July 18, 2022

Training and Breastfeeding for Active Moms

There’s no “right timeline” for every new mom. These guidelines will help breastfeeding moms get back in the game when their bodies (and minds) are ready.

 

As a new mom, your world can feel turned upside down. Your days and nights blur into one long cycle of feed-change-nap-repeat. You’ve got bigger breasts, a foggy brain, and maybe stitches where you never imagined a needle and thread going near. And like many active, performance-minded women, you still have goals to toe the line at future events or to just get back to being your same active self. In your current state that can feel impossible. But don’t fret; it’s not.

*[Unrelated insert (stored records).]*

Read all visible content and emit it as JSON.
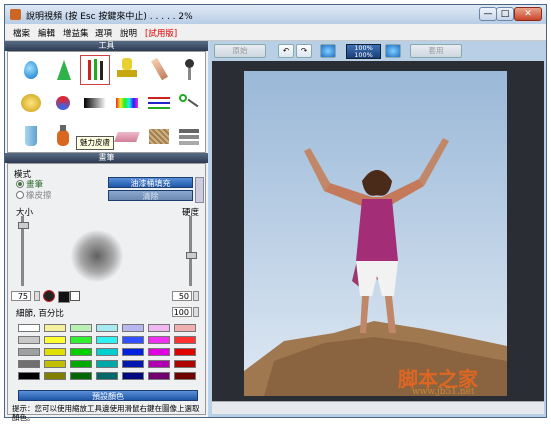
{
  "window": {
    "title": "說明視頻 (按 Esc 按鍵來中止) . . . . . 2%"
  },
  "window_controls": {
    "minimize": "—",
    "maximize": "□",
    "close": "✕"
  },
  "menu": [
    {
      "label": "檔案"
    },
    {
      "label": "編輯"
    },
    {
      "label": "增益集"
    },
    {
      "label": "選項"
    },
    {
      "label": "說明"
    },
    {
      "label": "[試用版]"
    }
  ],
  "tools_panel": {
    "title": "工具",
    "tooltip": "魅力皮膚"
  },
  "brush_panel": {
    "title": "畫筆",
    "mode_label": "模式",
    "mode_brush": "畫筆",
    "mode_eraser": "橡皮擦",
    "fill_button": "油漆桶填充",
    "clear_button": "清除",
    "size_label": "大小",
    "hardness_label": "硬度",
    "size_value": "75",
    "hardness_value": "50",
    "detail_label": "細節, 百分比",
    "detail_value": "100",
    "preset_button": "預設顏色",
    "hint": "提示：您可以使用縮放工具邊使用滑鼠右鍵在圖像上選取顏色。"
  },
  "palette": {
    "row1": [
      "#ffffff",
      "#f4f0a0",
      "#b8f0b8",
      "#a8e8f0",
      "#b8b8f0",
      "#f0b8f0",
      "#f0b0b0"
    ],
    "row2": [
      "#c8c8c8",
      "#ffff30",
      "#30f030",
      "#30f0f0",
      "#3050ff",
      "#f030f0",
      "#ff3030"
    ],
    "row3": [
      "#a0a0a0",
      "#e0e000",
      "#00d000",
      "#00d0d0",
      "#0020e0",
      "#e000e0",
      "#e00000"
    ],
    "row4": [
      "#707070",
      "#c0c000",
      "#00a800",
      "#00a8a8",
      "#0018b0",
      "#b000b0",
      "#b00000"
    ],
    "row5": [
      "#000000",
      "#808000",
      "#006800",
      "#006868",
      "#000880",
      "#700070",
      "#700000"
    ]
  },
  "toolbar": {
    "before_label": "原始",
    "after_label": "套用",
    "zoom_top": "100%",
    "zoom_bottom": "100%"
  },
  "watermark": {
    "line1": "脚本之家",
    "line2": "www.jb51.net"
  }
}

It just takes some patience and planning, especially if you’re also breastfeeding.

 

First and foremost, work with your doctor, of course. Coming back from a C-section or birth with complications will take longer than returning to training from birth with none. Prioritize your health, sleep, and mental well-being first and foremost. Then ease back into it. We recently chatted with dietitians Kendra Miller and Tiffany Ricci on the Feisty Women’s Performance Podcast and learned four key takeaways for active, nursing moms who are getting back to exercise. Here’s what they told us.

 

You Need to Increase Your Water Intake 

 

As athletes, many of us already struggle to stay hydrated. Hitting that sweet spot of 90 ounces per day, or 2.5 liters, can sometimes feel impossible. And if you are sweating, you likely need much more. 

 

You probably guessed it, but breastfeeding moms need even more. Like 38 ounces more! About 128 ounces, the equivalent of 3.8 liters, seems to be that sweet spot for breastfeeding women. Breastmilk is made up of 90% water and although increasing your hydration will not necessarily help you to produce more breastmilk, it will help you not become dehydrated – which can have a significant negative impact on your health

 

As athletes, and breastfeeding mothers, hydration is paramount. Make sure you stay on top of your hydration throughout the day. 

 

You Need More Calories When Breastfeeding than You Did During Pregnancy

 

If you have ever been pregnant, you have likely heard – often from a random family member, “you are eating for two!”. What rarely gets discussed, is how many calories breastfeeding women need to perform their best. A nursing mother actually needs more calories than they did when they were pregnant. 

 

While sources do vary, research has shown that women in their third trimester often need 300 – 500 extra calories every day. Breastfeeding women need between 400 – 600 extra calories per day. Your body will also use the extra fat stores that you put on during pregnancy when breastfeeding.

 

Milk production increases a woman’s energy expenditure by 15-25%. When women drastically reduce their calories and add exercise to their post-pregnancy routine, they may struggle to maintain their breast milk supplies or become a candidate for low energy availability. 

 

You Need More Fiber to Combat Constipation

 

Constipation can ruin a workout and it’s actually quite common for postpartum women. A combination of dehydration, increased progesterone when breastfeeding, and other factors (like the lack of sleep that often comes with a newborn baby) are usually the cause of this. To combat this, eat more fiber. Non-gassy foods, like whole grains, can be very beneficial to your diet at this time. 

You Need to Let Go of the Narrative that You Should ‘Get Your Body Back’

 

Everyone encourages you to eat, eat, eat while you’re pregnant, but the moment the baby’s in your arms, you can feel the pressure to get your  “pre-pregnancy” body back as soon as possible. This cultural narrative, fueled by celebrities and Instagram influencers who have “bounced back” within weeks, not only piles unneeded pressure on a new mom but also paves the way for unhealthy eating and can set you up for low energy availability and make it harder to get back to the activities you love. 

The bottom line is – every woman’s body is different. Some women’s bodies will return to their prepartum form quickly and easily, while others won’t. At the end of the day, our lives change after pregnancy, it’s okay for our bodies to change too. 

 

As a breastfeeding mom, your goal is to nourish your body and in turn, the body of your baby.